How bizarre! I asked basically the same question about a month ago.

In the end, we decided that using localstorage for the JWT token was ok, as long as we also did the following on the HTTP level:

• Ensure the entire site was served over HTTPS
• Ensure the use of HSTS
• Ensure that, once live, only the actual redirect URL was included in the Auth0 rules, as well as our source code
  • We use the Angular CLI. It turns out that, despite the tree shaking provided by WebPack, unused variables still show up in the compiled source code, for example localhost:4200
  • Make sure that there are no localhost URl's actually on Auth0 (on the allowed redirect page, for your client). Make a seperate Auth0 account for testing
• Add the X-Frame-Options header to every HTTP response, and set it to Deny
• Set X-XSS-Protection to 1
• Set X-Content-Type-Options to nosniff
• Make sure Content-Security-Policy is restricted to your own domain name, and any CDN's you may be pulling scripts in from
• Set Referrer-Policy to same-origin
• Limit the JWT expiry on Auth0 to 1 hour

The above will give you an A/A+ on securityheaders.io, and will prevent the most common attacks (somebody embedding your website in an iframe, and extracting data from localstorage, for example).

Well it depends.

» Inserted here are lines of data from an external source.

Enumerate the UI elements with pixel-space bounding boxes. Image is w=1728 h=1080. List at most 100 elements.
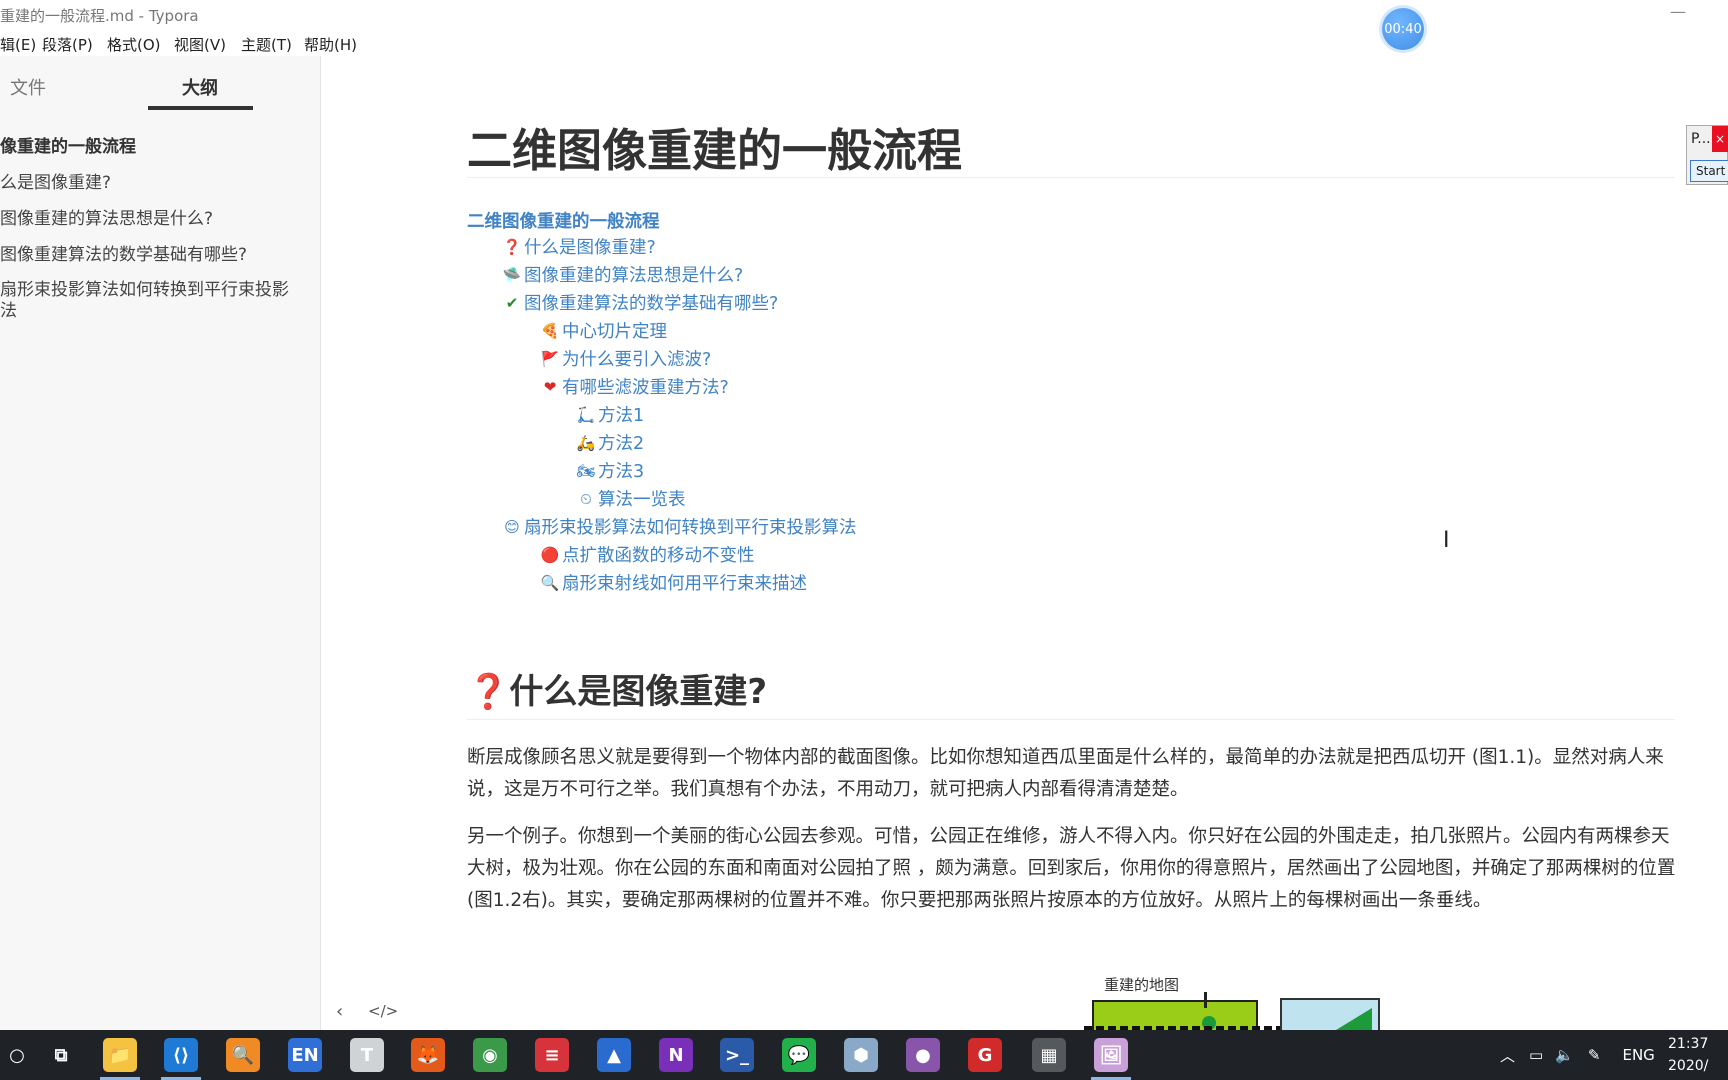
toc-link[interactable]: 🚩 为什么要引入滤波? — [540, 346, 712, 371]
outline-item[interactable]: 像重建的一般流程 — [0, 132, 136, 157]
onenote-icon[interactable]: N — [659, 1038, 693, 1072]
toc-link-text: 二维图像重建的一般流程 — [467, 212, 660, 232]
section-divider — [467, 719, 1675, 720]
motor-scooter-icon: 🛵 — [576, 433, 596, 452]
vscode-icon[interactable]: ⟨⟩ — [164, 1038, 198, 1072]
menu-help[interactable]: 帮助(H) — [304, 34, 357, 55]
paragraph: 另一个例子。你想到一个美丽的街心公园去参观。可惜，公园正在维修，游人不得入内。你… — [467, 826, 1676, 911]
tab-outline[interactable]: 大纲 — [182, 74, 218, 100]
active-tab-indicator — [148, 106, 253, 110]
language-indicator[interactable]: ENG — [1622, 1046, 1654, 1064]
paragraph: 断层成像顾名思义就是要得到一个物体内部的截面图像。比如你想知道西瓜里面是什么样的… — [467, 747, 1664, 800]
toc-link-text: 方法2 — [598, 434, 645, 454]
cube-app-icon[interactable]: ⬢ — [844, 1038, 878, 1072]
menu-bar: 辑(E) 段落(P) 格式(O) 视图(V) 主题(T) 帮助(H) — [0, 30, 1728, 56]
menu-view[interactable]: 视图(V) — [174, 34, 226, 55]
reconstructed-map-figure — [1084, 992, 1284, 1030]
question-mark-icon: ❓ — [467, 672, 510, 712]
pen-icon[interactable]: ✎ — [1588, 1046, 1601, 1064]
flying-saucer-icon: 🛸 — [502, 265, 522, 284]
outline-item[interactable]: 图像重建的算法思想是什么? — [0, 204, 213, 229]
pizza-icon: 🍕 — [540, 321, 560, 340]
source-mode-toggle[interactable]: </> — [368, 1002, 398, 1020]
toc-link-text: 算法一览表 — [598, 490, 686, 510]
toc-link[interactable]: ✔ 图像重建算法的数学基础有哪些? — [502, 290, 779, 315]
outline-item[interactable]: 扇形束投影算法如何转换到平行束投影 — [0, 275, 289, 300]
toc-link-text: 中心切片定理 — [562, 322, 667, 342]
menu-theme[interactable]: 主题(T) — [241, 34, 292, 55]
toc-link[interactable]: 🛸 图像重建的算法思想是什么? — [502, 262, 744, 287]
menu-edit[interactable]: 辑(E) — [0, 34, 36, 55]
magnifier-icon: 🔍 — [540, 573, 560, 592]
photos-icon[interactable]: 🖼 — [1094, 1038, 1128, 1072]
toc-link-text: 图像重建的算法思想是什么? — [524, 266, 744, 286]
motorcycle-icon: 🏍 — [576, 461, 596, 480]
outline-item[interactable]: 图像重建算法的数学基础有哪些? — [0, 240, 247, 265]
clock-time: 21:37 — [1668, 1036, 1709, 1052]
menu-format[interactable]: 格式(O) — [107, 34, 161, 55]
heart-icon: ❤ — [543, 377, 557, 396]
matlab-icon[interactable]: ▲ — [597, 1038, 631, 1072]
photo-figure — [1280, 998, 1380, 1030]
map-marker — [1204, 992, 1207, 1008]
powershell-icon[interactable]: >_ — [720, 1038, 754, 1072]
floating-panel: P... × Start — [1686, 125, 1728, 185]
file-explorer-icon[interactable]: 📁 — [103, 1038, 137, 1072]
tree-silhouette — [1336, 1008, 1372, 1030]
en-dict-icon[interactable]: EN — [288, 1038, 322, 1072]
volume-icon[interactable]: 🔈 — [1555, 1046, 1574, 1064]
scooter-icon: 🛴 — [576, 405, 596, 424]
toc-link[interactable]: 二维图像重建的一般流程 — [467, 208, 660, 233]
toc-link[interactable]: 🔴 点扩散函数的移动不变性 — [540, 542, 755, 567]
stack-app-icon[interactable]: ≡ — [535, 1038, 569, 1072]
sidebar: 文件 大纲 像重建的一般流程 么是图像重建? 图像重建的算法思想是什么? 图像重… — [0, 56, 321, 1030]
menu-paragraph[interactable]: 段落(P) — [42, 34, 93, 55]
task-view-icon[interactable]: ⧉ — [44, 1038, 78, 1072]
outline-item[interactable]: 么是图像重建? — [0, 168, 111, 193]
toc-link-text: 为什么要引入滤波? — [562, 350, 712, 370]
window-title: 重建的一般流程.md - Typora — [0, 7, 199, 25]
toc-link[interactable]: ❤ 有哪些滤波重建方法? — [540, 374, 729, 399]
typora-icon[interactable]: T — [350, 1038, 384, 1072]
firefox-icon[interactable]: 🦊 — [411, 1038, 445, 1072]
search-tool-icon[interactable]: 🔍 — [226, 1038, 260, 1072]
toc-link-text: 点扩散函数的移动不变性 — [562, 546, 755, 566]
red-app-icon[interactable]: G — [968, 1038, 1002, 1072]
toc-link[interactable]: 😊 扇形束投影算法如何转换到平行束投影算法 — [502, 514, 857, 539]
minimize-button[interactable]: — — [1670, 2, 1686, 21]
toc-link[interactable]: ⏲ 算法一览表 — [576, 486, 686, 511]
toc-link[interactable]: 🔍 扇形束射线如何用平行束来描述 — [540, 570, 807, 595]
chrome-icon[interactable]: ◉ — [473, 1038, 507, 1072]
toc-link[interactable]: ❓ 什么是图像重建? — [502, 234, 656, 259]
text-cursor-icon: I — [1443, 528, 1450, 553]
clock[interactable]: 21:37 2020/ — [1668, 1033, 1728, 1077]
toc-link[interactable]: 🍕 中心切片定理 — [540, 318, 667, 343]
github-icon[interactable]: ● — [906, 1038, 940, 1072]
taskbar: ○ ⧉ 📁 ⟨⟩ 🔍 EN T 🦊 ◉ ≡ ▲ N >_ 💬 ⬢ ● G ▦ 🖼 ︿ ▭ 🔈 ✎ ENG 21:37… — [0, 1030, 1728, 1080]
panel-label: P... — [1691, 131, 1711, 147]
toc-link[interactable]: 🛴 方法1 — [576, 402, 644, 427]
recording-timer[interactable]: 00:40 — [1382, 8, 1424, 50]
toc-link-text: 扇形束投影算法如何转换到平行束投影算法 — [524, 518, 857, 538]
outline-item-continued[interactable]: 法 — [0, 296, 17, 321]
prev-arrow-icon[interactable]: ‹ — [336, 1001, 343, 1022]
toc-link[interactable]: 🏍 方法3 — [576, 458, 644, 483]
cortana-icon[interactable]: ○ — [0, 1038, 34, 1072]
check-mark-icon: ✔ — [505, 293, 519, 312]
document-title: 二维图像重建的一般流程 — [467, 124, 963, 177]
toc-link[interactable]: 🛵 方法2 — [576, 430, 644, 455]
title-bar: 重建的一般流程.md - Typora — — [0, 0, 1728, 30]
calculator-icon[interactable]: ▦ — [1032, 1038, 1066, 1072]
chevron-up-icon[interactable]: ︿ — [1500, 1045, 1515, 1066]
section-heading: ❓什么是图像重建? — [467, 664, 767, 713]
toc-link-text: 方法1 — [598, 406, 645, 426]
tab-files[interactable]: 文件 — [10, 74, 46, 100]
wechat-icon[interactable]: 💬 — [782, 1038, 816, 1072]
close-button[interactable]: × — [1712, 126, 1728, 152]
editor-content[interactable]: 二维图像重建的一般流程 二维图像重建的一般流程 ❓ 什么是图像重建? 🛸 图像重建的… — [322, 56, 1728, 1030]
toc-link-text: 扇形束射线如何用平行束来描述 — [562, 574, 807, 594]
toc-link-text: 图像重建算法的数学基础有哪些? — [524, 294, 779, 314]
battery-icon[interactable]: ▭ — [1529, 1046, 1543, 1064]
start-button[interactable]: Start — [1690, 160, 1728, 182]
system-tray: ︿ ▭ 🔈 ✎ ENG — [1500, 1030, 1655, 1080]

If you have an XSS vulnerability within your application an attacker can extract and use the JWT from your local storage.

A method I've used and I think Auth0 indicate is to use the cookie as the JWT storage and use the flags HTTP Only and Secure this way if you have an XSS vulnerability the cookie cannot be read and is only transported in a secure manner. CSRF is less of a risk these days as all the modern frameworks include CSRF mitigation.

This would mean validation extracts the JWT from the cookie on the server side to validate. My personal view is to use a cookie as storage as CSRF is easier to find and mitigate when compared to XSS attacks which have a large attack surface.